Protestant Origins in India: Tamil Evangelical Christians, 1706-1835.


Young, Richard Fox


Protestant Origins in India: Tamil Evangelical Christians, 1706-1835. By D. Dennis Hudson. Studies in the History of Christian Missions 2. Grand Rapids, Mich.: William B. Eerdmans, 2000. xii + 220. $45.00 cloth.

It was not long after Bartholomaeus Ziegenbalg, a German Lutheran Pietist, established India's first Protestant mission at Tranquebar on the southeast coast of India in 1706 that the English-speaking world heard of his endeavors. From 1709 until his death in 1719, Ziegenbalg's letters were frequently translated. To keep abreast after that, one had to read the berichte in German. Few were analyzed (in any language), and--understandably--Ziegenbalg's garnered the most attention.

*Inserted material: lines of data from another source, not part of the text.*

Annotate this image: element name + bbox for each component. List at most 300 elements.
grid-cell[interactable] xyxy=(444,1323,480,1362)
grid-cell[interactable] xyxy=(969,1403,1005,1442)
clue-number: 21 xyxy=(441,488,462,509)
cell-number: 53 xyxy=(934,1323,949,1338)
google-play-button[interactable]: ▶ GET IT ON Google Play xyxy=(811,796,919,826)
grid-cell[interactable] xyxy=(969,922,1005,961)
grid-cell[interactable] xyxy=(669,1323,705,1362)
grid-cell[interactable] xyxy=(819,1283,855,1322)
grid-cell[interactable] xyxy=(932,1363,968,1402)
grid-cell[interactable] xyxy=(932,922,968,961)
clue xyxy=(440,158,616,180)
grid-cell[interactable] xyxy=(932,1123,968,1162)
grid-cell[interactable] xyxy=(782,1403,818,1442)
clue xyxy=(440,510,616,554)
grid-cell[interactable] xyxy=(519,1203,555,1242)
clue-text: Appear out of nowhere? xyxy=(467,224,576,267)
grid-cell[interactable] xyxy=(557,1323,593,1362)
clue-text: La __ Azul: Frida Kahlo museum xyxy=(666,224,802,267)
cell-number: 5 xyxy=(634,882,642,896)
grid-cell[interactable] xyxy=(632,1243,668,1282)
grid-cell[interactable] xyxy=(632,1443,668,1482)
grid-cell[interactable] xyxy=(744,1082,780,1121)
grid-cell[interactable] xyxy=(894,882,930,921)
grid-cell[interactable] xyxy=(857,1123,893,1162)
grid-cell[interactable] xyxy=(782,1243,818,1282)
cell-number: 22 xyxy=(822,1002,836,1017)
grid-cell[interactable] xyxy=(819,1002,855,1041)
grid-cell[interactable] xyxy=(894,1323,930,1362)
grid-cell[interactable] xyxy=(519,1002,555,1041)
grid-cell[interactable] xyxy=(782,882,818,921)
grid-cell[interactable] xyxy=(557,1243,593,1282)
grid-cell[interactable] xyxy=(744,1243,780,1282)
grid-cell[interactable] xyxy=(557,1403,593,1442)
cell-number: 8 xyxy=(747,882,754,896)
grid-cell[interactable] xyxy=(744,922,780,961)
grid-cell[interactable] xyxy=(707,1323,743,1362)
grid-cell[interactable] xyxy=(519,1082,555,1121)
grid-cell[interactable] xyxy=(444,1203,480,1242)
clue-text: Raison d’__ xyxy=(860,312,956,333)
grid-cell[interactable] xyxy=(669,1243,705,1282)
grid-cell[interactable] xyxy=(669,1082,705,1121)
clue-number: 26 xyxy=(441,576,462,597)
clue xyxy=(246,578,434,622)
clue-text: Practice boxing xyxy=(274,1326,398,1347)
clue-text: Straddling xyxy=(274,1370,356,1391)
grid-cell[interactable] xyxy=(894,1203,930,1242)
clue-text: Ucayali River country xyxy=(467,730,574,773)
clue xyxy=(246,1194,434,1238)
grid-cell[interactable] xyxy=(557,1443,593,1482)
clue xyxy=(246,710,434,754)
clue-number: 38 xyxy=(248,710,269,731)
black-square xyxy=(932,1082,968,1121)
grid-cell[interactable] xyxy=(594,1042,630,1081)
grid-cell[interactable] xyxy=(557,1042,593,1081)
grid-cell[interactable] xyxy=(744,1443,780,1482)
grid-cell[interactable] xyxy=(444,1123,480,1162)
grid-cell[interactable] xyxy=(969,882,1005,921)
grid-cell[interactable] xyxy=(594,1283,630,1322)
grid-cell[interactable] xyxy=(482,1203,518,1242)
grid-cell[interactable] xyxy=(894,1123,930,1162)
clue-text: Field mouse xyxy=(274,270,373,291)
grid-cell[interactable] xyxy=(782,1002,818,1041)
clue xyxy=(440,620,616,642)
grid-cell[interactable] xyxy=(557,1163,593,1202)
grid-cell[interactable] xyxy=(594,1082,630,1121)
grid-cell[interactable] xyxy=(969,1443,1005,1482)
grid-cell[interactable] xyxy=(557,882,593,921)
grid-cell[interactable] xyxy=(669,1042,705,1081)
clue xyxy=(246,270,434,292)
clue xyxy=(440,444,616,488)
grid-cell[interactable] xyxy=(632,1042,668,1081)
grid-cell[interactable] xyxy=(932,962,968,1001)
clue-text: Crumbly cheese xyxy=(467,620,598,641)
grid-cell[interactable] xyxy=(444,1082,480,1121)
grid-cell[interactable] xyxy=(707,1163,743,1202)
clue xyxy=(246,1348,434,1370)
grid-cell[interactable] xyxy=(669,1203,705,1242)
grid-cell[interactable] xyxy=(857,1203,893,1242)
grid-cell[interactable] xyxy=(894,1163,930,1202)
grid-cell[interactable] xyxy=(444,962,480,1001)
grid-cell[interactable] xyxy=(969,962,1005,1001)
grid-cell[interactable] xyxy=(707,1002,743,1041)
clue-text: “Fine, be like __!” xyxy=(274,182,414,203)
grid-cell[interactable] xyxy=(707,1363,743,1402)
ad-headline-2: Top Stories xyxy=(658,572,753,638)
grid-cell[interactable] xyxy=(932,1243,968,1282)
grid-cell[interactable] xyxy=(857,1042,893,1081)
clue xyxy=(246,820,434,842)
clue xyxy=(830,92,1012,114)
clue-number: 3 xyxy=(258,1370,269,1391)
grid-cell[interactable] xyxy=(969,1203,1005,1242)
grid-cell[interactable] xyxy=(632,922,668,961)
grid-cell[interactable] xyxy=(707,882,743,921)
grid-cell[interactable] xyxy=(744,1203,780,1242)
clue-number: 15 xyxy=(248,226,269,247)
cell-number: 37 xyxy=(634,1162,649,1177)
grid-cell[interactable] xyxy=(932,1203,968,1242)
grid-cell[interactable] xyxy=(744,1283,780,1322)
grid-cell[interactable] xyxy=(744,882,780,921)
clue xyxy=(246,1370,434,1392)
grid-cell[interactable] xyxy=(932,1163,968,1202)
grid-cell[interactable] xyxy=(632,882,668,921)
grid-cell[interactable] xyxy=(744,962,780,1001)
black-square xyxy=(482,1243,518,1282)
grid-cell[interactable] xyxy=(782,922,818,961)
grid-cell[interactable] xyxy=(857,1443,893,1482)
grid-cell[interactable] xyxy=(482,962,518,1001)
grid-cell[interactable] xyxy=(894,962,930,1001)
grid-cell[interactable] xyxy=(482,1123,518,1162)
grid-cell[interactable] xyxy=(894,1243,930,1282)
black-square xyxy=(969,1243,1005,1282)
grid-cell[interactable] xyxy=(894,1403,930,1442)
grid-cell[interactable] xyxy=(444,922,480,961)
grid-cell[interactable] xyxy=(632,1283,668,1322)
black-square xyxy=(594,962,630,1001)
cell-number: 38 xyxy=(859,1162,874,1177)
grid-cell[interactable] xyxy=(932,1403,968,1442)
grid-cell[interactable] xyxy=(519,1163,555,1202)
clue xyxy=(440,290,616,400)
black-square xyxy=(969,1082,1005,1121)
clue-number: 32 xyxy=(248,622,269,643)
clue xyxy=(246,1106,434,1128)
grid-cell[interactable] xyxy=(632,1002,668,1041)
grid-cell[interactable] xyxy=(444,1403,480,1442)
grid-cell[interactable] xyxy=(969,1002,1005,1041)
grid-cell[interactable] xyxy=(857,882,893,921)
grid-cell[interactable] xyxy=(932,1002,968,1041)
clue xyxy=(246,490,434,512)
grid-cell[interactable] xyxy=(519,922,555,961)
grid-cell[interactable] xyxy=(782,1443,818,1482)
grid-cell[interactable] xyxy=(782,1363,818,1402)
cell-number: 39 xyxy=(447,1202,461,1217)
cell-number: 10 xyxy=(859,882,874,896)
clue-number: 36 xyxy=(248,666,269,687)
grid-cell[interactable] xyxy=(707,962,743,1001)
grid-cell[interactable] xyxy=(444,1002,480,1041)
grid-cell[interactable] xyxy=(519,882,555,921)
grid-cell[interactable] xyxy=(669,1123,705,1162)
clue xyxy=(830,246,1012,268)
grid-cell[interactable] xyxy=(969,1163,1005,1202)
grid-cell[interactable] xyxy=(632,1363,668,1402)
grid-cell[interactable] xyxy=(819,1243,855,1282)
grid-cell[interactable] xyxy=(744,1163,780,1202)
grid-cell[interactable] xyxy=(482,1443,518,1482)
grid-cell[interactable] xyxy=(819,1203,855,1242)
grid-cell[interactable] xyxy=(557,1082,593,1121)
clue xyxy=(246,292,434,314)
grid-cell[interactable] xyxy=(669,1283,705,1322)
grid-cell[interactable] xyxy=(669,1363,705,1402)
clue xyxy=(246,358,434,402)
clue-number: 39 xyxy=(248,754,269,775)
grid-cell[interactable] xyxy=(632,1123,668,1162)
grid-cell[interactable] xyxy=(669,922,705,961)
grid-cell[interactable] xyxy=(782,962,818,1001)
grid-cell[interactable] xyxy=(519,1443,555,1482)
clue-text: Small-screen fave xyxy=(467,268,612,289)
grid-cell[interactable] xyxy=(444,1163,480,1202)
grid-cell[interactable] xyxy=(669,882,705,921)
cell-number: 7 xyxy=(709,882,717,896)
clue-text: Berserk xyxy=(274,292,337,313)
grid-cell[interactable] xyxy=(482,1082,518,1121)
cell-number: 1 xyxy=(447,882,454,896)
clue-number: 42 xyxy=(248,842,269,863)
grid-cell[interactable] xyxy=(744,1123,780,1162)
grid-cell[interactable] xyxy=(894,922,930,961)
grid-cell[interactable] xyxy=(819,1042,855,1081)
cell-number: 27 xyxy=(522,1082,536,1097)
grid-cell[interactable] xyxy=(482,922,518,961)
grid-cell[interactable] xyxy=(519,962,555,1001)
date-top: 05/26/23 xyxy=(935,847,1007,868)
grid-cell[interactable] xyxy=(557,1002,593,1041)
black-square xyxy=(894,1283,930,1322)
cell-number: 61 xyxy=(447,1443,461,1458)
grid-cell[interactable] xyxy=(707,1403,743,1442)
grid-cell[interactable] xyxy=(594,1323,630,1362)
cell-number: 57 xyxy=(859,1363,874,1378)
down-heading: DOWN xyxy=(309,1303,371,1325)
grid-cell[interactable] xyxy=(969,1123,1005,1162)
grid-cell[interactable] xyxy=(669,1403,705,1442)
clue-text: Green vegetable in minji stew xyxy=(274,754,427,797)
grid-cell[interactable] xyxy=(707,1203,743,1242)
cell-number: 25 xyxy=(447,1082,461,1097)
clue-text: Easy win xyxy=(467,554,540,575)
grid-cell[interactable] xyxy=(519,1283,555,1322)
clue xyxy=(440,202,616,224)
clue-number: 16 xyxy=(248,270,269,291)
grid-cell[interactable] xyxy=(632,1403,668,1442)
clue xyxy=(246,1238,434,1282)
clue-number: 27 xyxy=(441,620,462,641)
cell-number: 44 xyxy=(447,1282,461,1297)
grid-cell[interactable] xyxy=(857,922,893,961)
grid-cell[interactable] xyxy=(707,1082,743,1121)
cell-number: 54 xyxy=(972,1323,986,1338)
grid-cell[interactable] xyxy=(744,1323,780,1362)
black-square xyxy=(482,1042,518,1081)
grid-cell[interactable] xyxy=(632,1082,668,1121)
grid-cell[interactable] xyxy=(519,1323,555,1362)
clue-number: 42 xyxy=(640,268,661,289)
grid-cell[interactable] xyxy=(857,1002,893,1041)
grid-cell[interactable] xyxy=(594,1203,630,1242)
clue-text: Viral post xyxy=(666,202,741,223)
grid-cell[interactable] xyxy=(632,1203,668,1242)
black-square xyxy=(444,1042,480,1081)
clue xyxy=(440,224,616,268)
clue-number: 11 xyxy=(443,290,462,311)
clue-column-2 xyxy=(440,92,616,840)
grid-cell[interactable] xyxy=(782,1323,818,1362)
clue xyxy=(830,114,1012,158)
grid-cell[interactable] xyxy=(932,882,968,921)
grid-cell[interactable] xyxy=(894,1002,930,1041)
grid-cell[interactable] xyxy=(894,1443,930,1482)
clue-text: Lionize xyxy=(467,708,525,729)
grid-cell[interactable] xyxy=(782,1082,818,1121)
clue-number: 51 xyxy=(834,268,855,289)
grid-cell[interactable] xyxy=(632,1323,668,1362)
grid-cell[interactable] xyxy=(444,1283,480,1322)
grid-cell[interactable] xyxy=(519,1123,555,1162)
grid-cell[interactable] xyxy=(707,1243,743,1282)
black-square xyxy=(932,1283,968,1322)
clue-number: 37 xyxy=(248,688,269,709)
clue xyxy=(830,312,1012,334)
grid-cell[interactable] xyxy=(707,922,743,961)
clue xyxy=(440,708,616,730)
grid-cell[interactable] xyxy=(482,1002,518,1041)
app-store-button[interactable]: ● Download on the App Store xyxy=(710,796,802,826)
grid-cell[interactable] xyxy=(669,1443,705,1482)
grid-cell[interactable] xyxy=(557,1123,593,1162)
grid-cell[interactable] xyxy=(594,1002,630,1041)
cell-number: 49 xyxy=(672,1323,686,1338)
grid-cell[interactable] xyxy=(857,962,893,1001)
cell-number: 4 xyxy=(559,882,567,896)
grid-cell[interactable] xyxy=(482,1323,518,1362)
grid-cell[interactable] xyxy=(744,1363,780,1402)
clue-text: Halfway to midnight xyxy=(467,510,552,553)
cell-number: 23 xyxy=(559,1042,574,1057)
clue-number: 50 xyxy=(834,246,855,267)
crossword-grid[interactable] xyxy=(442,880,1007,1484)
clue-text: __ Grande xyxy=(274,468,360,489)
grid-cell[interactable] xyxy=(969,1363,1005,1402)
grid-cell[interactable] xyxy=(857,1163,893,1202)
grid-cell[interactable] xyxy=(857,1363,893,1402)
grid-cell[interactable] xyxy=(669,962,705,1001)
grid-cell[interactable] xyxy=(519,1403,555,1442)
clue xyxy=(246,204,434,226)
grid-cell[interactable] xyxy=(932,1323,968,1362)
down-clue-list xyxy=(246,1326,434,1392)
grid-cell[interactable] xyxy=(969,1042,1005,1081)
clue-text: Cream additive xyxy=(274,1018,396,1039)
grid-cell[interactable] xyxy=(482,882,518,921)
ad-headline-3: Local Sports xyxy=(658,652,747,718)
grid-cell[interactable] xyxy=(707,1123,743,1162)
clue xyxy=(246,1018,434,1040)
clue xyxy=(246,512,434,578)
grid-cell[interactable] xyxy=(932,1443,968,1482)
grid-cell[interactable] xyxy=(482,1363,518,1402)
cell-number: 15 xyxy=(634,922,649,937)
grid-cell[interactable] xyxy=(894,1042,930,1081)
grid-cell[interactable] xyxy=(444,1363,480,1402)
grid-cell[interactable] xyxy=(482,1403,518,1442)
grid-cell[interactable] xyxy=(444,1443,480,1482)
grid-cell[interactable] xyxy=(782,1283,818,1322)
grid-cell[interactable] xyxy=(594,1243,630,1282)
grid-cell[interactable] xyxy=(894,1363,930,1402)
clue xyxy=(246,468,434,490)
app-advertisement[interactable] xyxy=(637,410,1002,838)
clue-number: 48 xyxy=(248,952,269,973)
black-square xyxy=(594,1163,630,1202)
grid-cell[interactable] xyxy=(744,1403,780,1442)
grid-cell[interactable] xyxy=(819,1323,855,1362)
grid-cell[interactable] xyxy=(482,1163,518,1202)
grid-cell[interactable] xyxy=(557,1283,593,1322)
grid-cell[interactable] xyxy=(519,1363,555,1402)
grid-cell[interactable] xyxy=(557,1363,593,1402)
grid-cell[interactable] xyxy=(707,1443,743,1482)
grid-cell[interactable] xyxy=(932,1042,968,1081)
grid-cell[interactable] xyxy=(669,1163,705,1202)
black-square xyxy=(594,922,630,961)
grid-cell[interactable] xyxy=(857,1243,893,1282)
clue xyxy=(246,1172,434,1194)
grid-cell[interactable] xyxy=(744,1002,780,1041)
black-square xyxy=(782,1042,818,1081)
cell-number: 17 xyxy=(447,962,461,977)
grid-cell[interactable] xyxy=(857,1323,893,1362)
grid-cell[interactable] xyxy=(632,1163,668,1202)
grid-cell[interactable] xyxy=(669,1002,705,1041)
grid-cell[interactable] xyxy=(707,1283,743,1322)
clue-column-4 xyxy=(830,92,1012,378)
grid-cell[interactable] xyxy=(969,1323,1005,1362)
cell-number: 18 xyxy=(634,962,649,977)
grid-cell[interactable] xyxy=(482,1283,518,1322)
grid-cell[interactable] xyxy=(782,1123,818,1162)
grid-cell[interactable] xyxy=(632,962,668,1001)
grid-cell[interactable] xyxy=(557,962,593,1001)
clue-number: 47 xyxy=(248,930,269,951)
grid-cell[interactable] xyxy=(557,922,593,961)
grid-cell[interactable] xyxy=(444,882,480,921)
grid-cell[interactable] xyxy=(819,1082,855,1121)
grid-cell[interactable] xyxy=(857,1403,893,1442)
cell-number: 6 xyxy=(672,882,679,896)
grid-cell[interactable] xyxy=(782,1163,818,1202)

So interesting was his epoch and so prodigious his writing that the scholarship based on it, mostly German, has unintentionally discouraged the quest for indigenous materials to offset the Eurocentric biases symptomatic of archival research.

Hudson, a specialist in South Indian religions, imbues his volume with helpful Indic perspectives. As the title indicates, the focus is Tamil, not European, Evangelicalism; while the Halle prototype is well handled, the central questions are: "How did indigenous predispositions affect the appropriation of Pietism and how were Tamils the agents of their own self-transformation?" The Tamil berichte Hudson adduces derive mainly from the post-Ziegenbalg correspondence of Vedanayaga Sastri. Coming from a Christian who defended the older Pietism against the cultural rigidity of later, more Calvinistic missionaries, Vedanayaga's writings are for Hudson an authentically Tamil articulation of the gospel. For cross-cultural hermeneutics, one does not find better than this.

Although the book sets a hard-to-reach standard, German scholarship has not been entirely superseded. Some of the best being done is by a Tamil, Daniel Jeyaraj. Because Hudson cites him frequently, the misspelling "Jeyeraj" should be noted.